What I Want To Happen: During the match, Cody and Damien realizes they’ve both been real assholes to one another, hug, make up and reform Rhodes Scholars. Later in the night, Cody helps Damien cash in on Alberto Del Rio or Christian, and Damien makes Cody the “protector of the belt.”

What I Think Will Happen: Cody will get the win here, because having a title or Money in the Bank briefcase is code for “you’re gonna lose non-stop until the title changes.”

5. World Heavyweight Championship match: Alberto Del Rio (c) vs. Christian

What I Want To Happen: A great match. That’s what’s going to make or break this. The best part of the build has been a Christian video package, which isn’t a good omen. Regardless, both of these guys can go when put in the right environment with somebody who can help them out, so this could end up being a secret classic. Or, you know, Ricardo Rodriguez could show up and hit Del Rio in the face with a bucket and cost him the match 8 minutes in. Either or.

What I Think Will Happen: Putting the WHC on Christian right now would be like putting the TNA Heavyweight Championship on Chris Sabin, so I don’t see it happening. Although Del Rio just forced himself into localized irrelevancy by killing Ricardo, so maybe Sandow’s cash-in will happen here.

6. CM Punk vs. Brock Lesnar

What I Want To Happen: BESS VARSE THER BEASE! I want this to be a 22-minute version of their first fight on Raw, with Lesnar non-chalantly throwing Punk into and through everything he can find, and Punk refusing to stay down and stop scrapping. I think Lesnar really, really needs to win this if they ever want him to be a sincere threat again, because dude’s only one a match and a half since he returned, and that ain’t great. Get Punk within an inch of victory, then have Heyman snatch it away. Keep Punk/Heyman going until Mania, please and thank you.

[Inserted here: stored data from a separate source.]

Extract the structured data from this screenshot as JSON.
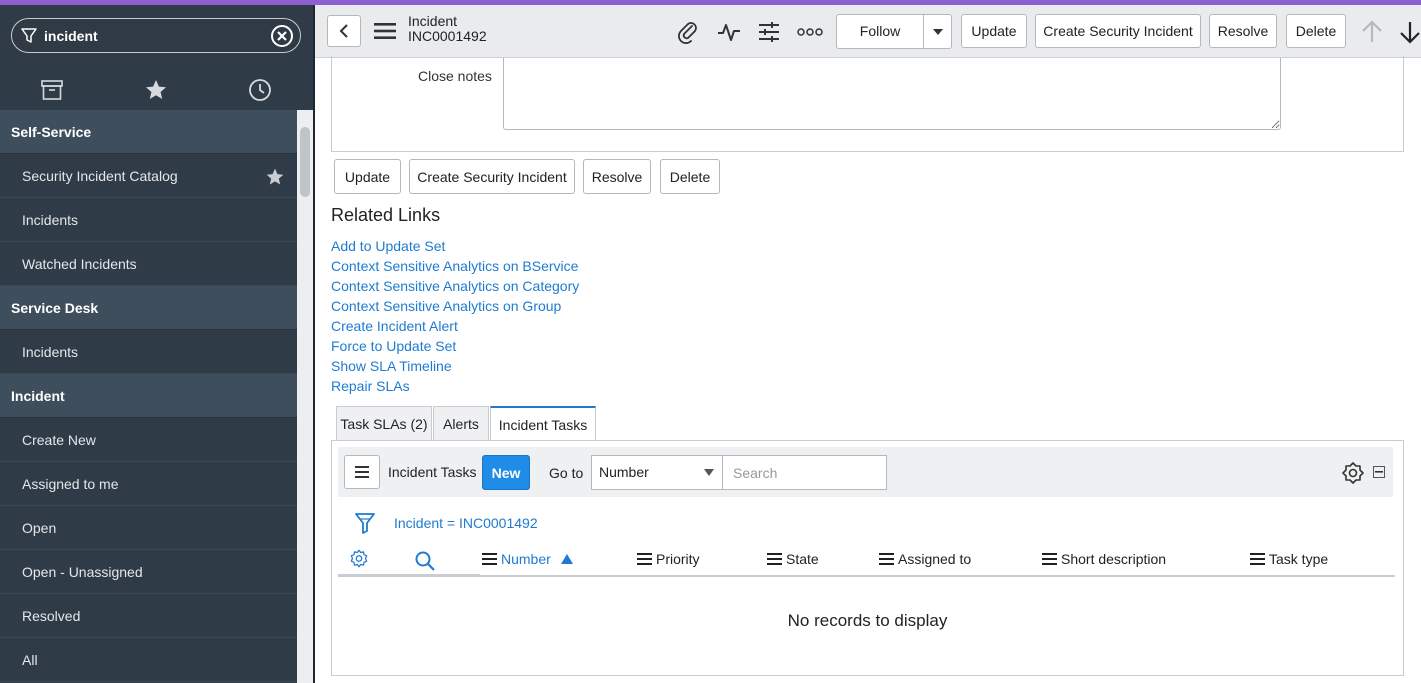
{
  "sidebar": {
    "filter_value": "incident",
    "sections": [
      {
        "title": "Self-Service",
        "items": [
          {
            "label": "Security Incident Catalog",
            "starred": true
          },
          {
            "label": "Incidents"
          },
          {
            "label": "Watched Incidents"
          }
        ]
      },
      {
        "title": "Service Desk",
        "items": [
          {
            "label": "Incidents"
          }
        ]
      },
      {
        "title": "Incident",
        "items": [
          {
            "label": "Create New"
          },
          {
            "label": "Assigned to me"
          },
          {
            "label": "Open"
          },
          {
            "label": "Open - Unassigned"
          },
          {
            "label": "Resolved"
          },
          {
            "label": "All"
          }
        ]
      }
    ]
  },
  "header": {
    "table": "Incident",
    "number": "INC0001492",
    "follow_label": "Follow",
    "buttons": {
      "update": "Update",
      "create_security": "Create Security Incident",
      "resolve": "Resolve",
      "delete": "Delete"
    }
  },
  "form": {
    "close_notes_label": "Close notes",
    "close_notes_value": "",
    "buttons": {
      "update": "Update",
      "create_security": "Create Security Incident",
      "resolve": "Resolve",
      "delete": "Delete"
    }
  },
  "related_links": {
    "title": "Related Links",
    "links": [
      "Add to Update Set",
      "Context Sensitive Analytics on BService",
      "Context Sensitive Analytics on Category",
      "Context Sensitive Analytics on Group",
      "Create Incident Alert",
      "Force to Update Set",
      "Show SLA Timeline",
      "Repair SLAs"
    ]
  },
  "related_lists": {
    "tabs": [
      "Task SLAs (2)",
      "Alerts",
      "Incident Tasks"
    ],
    "active_tab": "Incident Tasks",
    "list_title": "Incident Tasks",
    "new_label": "New",
    "goto_label": "Go to",
    "goto_field": "Number",
    "search_placeholder": "Search",
    "breadcrumb": "Incident = INC0001492",
    "columns": [
      "Number",
      "Priority",
      "State",
      "Assigned to",
      "Short description",
      "Task type"
    ],
    "sorted_column": "Number",
    "empty_message": "No records to display"
  },
  "colors": {
    "accent": "#8e5fd0",
    "sidebar_bg": "#2f3b46",
    "link": "#1f7bd1",
    "primary_button": "#1f8ce8"
  }
}
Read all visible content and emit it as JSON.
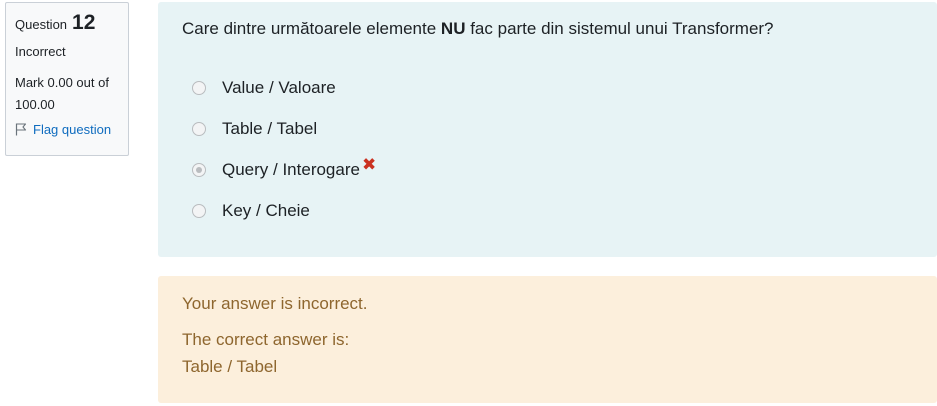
{
  "info": {
    "question_label": "Question",
    "question_number": "12",
    "state": "Incorrect",
    "grade": "Mark 0.00 out of 100.00",
    "flag_label": "Flag question"
  },
  "question": {
    "text_before": "Care dintre următoarele elemente ",
    "text_bold": "NU",
    "text_after": " fac parte din sistemul unui Transformer?",
    "answers": [
      {
        "label": "Value / Valoare",
        "checked": false
      },
      {
        "label": "Table / Tabel",
        "checked": false
      },
      {
        "label": "Query / Interogare",
        "checked": true,
        "marked_incorrect": true
      },
      {
        "label": "Key / Cheie",
        "checked": false
      }
    ],
    "incorrect_mark": "✖"
  },
  "feedback": {
    "result": "Your answer is incorrect.",
    "correct_intro": "The correct answer is:",
    "correct_answer": "Table / Tabel"
  },
  "colors": {
    "formulation_bg": "#e7f3f5",
    "feedback_bg": "#fcefdc",
    "feedback_text": "#8e662e",
    "link": "#0f6cbf",
    "incorrect": "#ca3120"
  }
}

What I Think Will Happen: Punk wins, Lesnar disappears for another five months, then Curtis Axel shows up and does a tap dance routine. Note: we only hate the tap dancing because we “read the dirt sheets.”

7. WWE Championship match with Triple H as the special guest referee: John Cena (c) vs. Daniel Bryan

What I Want To Happen: After a 35-minute match, an exhausted Daniel Bryan taps John Cena totally clean to the Yes Lock and collapses. Randy Orton shows up, cashes in his briefcase and goes for an RKO, but Bryan fights him off. THEY wrestle for 20 minutes, ending in a Bryan small package to f**k up Orton’s Christmas. THEN you can do whatever Triple H/Vince McMahon thing you want, I won’t care.

What I Think Will Happen: Seriously? My best educated guess is that Bryan gets a lot of hope spots, but Cena Attitude Adjusts him and pins him in the middle of the ring. Cena (and probably Triple H) then shake Bryan’s hand and put him over for “trying so hard” or whatever. Orton never shows up. “Cena wins clean and nothing happens” should always be your default prediction for Cena PPV main events, especially ones with hype.